Калека надрывно всхлипнул и вдруг ткнулся головой в сапоги Федора Михайловича:
– Боярин, милостивец, спаси христианскую душу! Не дай сгинуть в канаве! Я хоть и без правой руки, но левой работать могу! Я грамоте знаю! Я тебе, как пес, служить стану, только спаси! Иначе пропаду! Порешу кого-нибудь, какой еще мне путь?! Не погуби, боярин!
Эти отчаянные рыдание и каменное сердце растрогать могли. Ртищев не без труда склонился к калеке, подхватил его под руку:
– Встань, встань! Как звать тебя?
– Андреем, – отозвался несчастный, послушно поднимаясь.
– Андреем… – задумчиво повторил Федор Михайлович, вспомнив свой скит с часовней Андрея Стратилата и только что покинутый монастырь. – Ну, что ж, Андрей, пойдем со мною. Попробую найти тебе службу. Ты Царев ратник, и не должно тебе в разбойниках и нищих мытариться.
– А кому ж это должно, боярин?
– Верно говоришь, никому. Только впредь не зови меня боярином. Я не боярин и чужими чинами не именуюсь. Идем!
– Как же велишь звать тебя?
– Зови просто, Федором Михайловичем.
– Федор Михайлович, батюшка… – Андрей запнулся.
– Что-то еще?
Нищий помялся. Затем кивнул на терем Озерова, за забором которого бесновались собаки:
– Зачем ты перед ним унижал себя? Он человек злой и лживый! Ехидна, а не человек! Он нашу братию, что тебя, собаками травит! Для одной лишь забавы!
– Он несчастный человек, – ответил Ртищев. – И мы выросли вместе. Это достаточный повод, чтобы пытаться разбудить его сердце, тебе не кажется?

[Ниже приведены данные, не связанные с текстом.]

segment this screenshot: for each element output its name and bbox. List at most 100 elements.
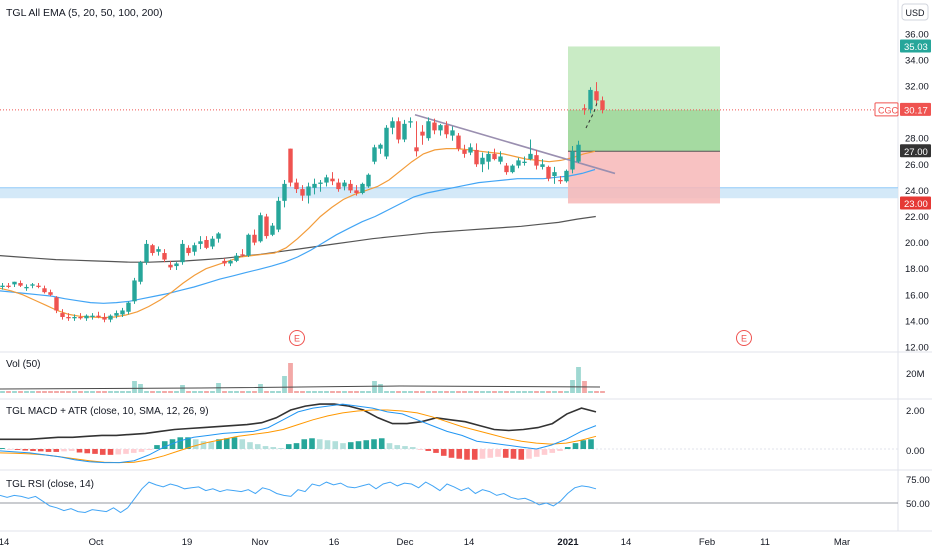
volume-pane[interactable] <box>0 363 605 393</box>
candle[interactable] <box>486 151 491 170</box>
candle[interactable] <box>240 249 245 257</box>
candle[interactable] <box>600 96 605 114</box>
candle[interactable] <box>96 311 101 319</box>
candle[interactable] <box>546 165 551 182</box>
price-tag[interactable]: 35.03 <box>900 39 931 53</box>
candle[interactable] <box>462 144 467 158</box>
candle[interactable] <box>390 117 395 135</box>
candle[interactable] <box>234 253 239 263</box>
macd-pane[interactable] <box>0 403 898 464</box>
candle[interactable] <box>198 236 203 250</box>
candle[interactable] <box>18 280 23 287</box>
candle[interactable] <box>582 104 587 115</box>
candle[interactable] <box>384 125 389 160</box>
candle[interactable] <box>222 258 227 267</box>
candle[interactable] <box>168 260 173 271</box>
candle[interactable] <box>324 174 329 187</box>
stop-zone[interactable] <box>568 151 720 204</box>
candle[interactable] <box>342 179 347 191</box>
candle[interactable] <box>516 157 521 169</box>
candle[interactable] <box>78 313 83 320</box>
candle[interactable] <box>312 178 317 195</box>
candle[interactable] <box>552 166 557 184</box>
candle[interactable] <box>210 236 215 250</box>
candle[interactable] <box>114 310 119 319</box>
candle[interactable] <box>282 179 287 208</box>
candle[interactable] <box>420 125 425 145</box>
candle[interactable] <box>72 314 77 321</box>
candle[interactable] <box>132 277 137 304</box>
candle[interactable] <box>522 156 527 166</box>
target-zone[interactable] <box>568 46 720 110</box>
candle[interactable] <box>12 281 17 287</box>
price-tag[interactable]: 23.00 <box>900 196 931 210</box>
candle[interactable] <box>60 309 65 320</box>
candle[interactable] <box>120 307 125 317</box>
candle[interactable] <box>354 185 359 196</box>
candle[interactable] <box>162 249 167 263</box>
candle[interactable] <box>432 118 437 135</box>
candle[interactable] <box>138 260 143 285</box>
candle[interactable] <box>474 143 479 167</box>
candle[interactable] <box>216 232 221 243</box>
candle[interactable] <box>540 159 545 170</box>
candle[interactable] <box>594 82 599 105</box>
candle[interactable] <box>294 178 299 194</box>
candle[interactable] <box>144 239 149 265</box>
candle[interactable] <box>528 139 533 161</box>
candle[interactable] <box>102 313 107 323</box>
candle[interactable] <box>570 146 575 174</box>
candle[interactable] <box>402 119 407 143</box>
candle[interactable] <box>360 182 365 195</box>
candle[interactable] <box>396 117 401 144</box>
candle[interactable] <box>126 301 131 315</box>
candle[interactable] <box>36 283 41 289</box>
candle[interactable] <box>492 148 497 161</box>
candle[interactable] <box>564 169 569 183</box>
candle[interactable] <box>318 179 323 192</box>
candle[interactable] <box>48 289 53 297</box>
candle[interactable] <box>276 196 281 233</box>
currency-button[interactable]: USD <box>901 3 929 21</box>
candle[interactable] <box>264 213 269 239</box>
candle[interactable] <box>480 152 485 173</box>
rsi-pane[interactable] <box>0 481 898 514</box>
candle[interactable] <box>336 178 341 192</box>
candle[interactable] <box>228 259 233 267</box>
candle[interactable] <box>42 285 47 294</box>
candle[interactable] <box>438 123 443 136</box>
candle[interactable] <box>84 314 89 321</box>
candle[interactable] <box>204 236 209 250</box>
candle[interactable] <box>534 149 539 170</box>
candle[interactable] <box>366 173 371 188</box>
candle[interactable] <box>66 313 71 321</box>
candle[interactable] <box>330 172 335 186</box>
candle[interactable] <box>576 140 581 163</box>
candle[interactable] <box>6 283 11 289</box>
candle[interactable] <box>108 314 113 323</box>
candle[interactable] <box>156 246 161 256</box>
earnings-marker[interactable]: E <box>289 330 305 346</box>
candle[interactable] <box>174 262 179 271</box>
candle[interactable] <box>54 296 59 314</box>
candle[interactable] <box>456 132 461 152</box>
support-zone[interactable] <box>0 187 898 199</box>
price-tag[interactable]: 30.17 CGC <box>874 102 931 117</box>
candle[interactable] <box>498 151 503 165</box>
candle[interactable] <box>414 121 419 157</box>
trendline[interactable] <box>414 113 616 175</box>
candle[interactable] <box>192 242 197 256</box>
candle[interactable] <box>270 223 275 237</box>
price-tag[interactable]: 27.00 <box>900 144 931 158</box>
candle[interactable] <box>504 162 509 175</box>
candle[interactable] <box>258 212 263 243</box>
candle[interactable] <box>306 182 311 204</box>
candle[interactable] <box>180 239 185 265</box>
candle[interactable] <box>558 176 563 184</box>
candle[interactable] <box>186 245 191 256</box>
candle[interactable] <box>252 229 257 246</box>
candle[interactable] <box>588 87 593 114</box>
candle[interactable] <box>444 121 449 139</box>
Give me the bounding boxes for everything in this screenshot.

– У него нет сердца, – покачал головой однорукий.
– Сердце есть у всех. Но некоторые об этом забывают… А я пытаюсь напоминать. От того, что я попрошу его прощения и выслушаю его брань, у меня ничего не отнимется. Но я хочу верить, что однажды он услышит меня, и это будет самой большой мне наградой. Обогреть замерзшего, накормить голодного – важно. Спасти того, кто гибнет смертью телесной, важно. Но разве менее важно пытаться вернуть Богу гибнущую душу?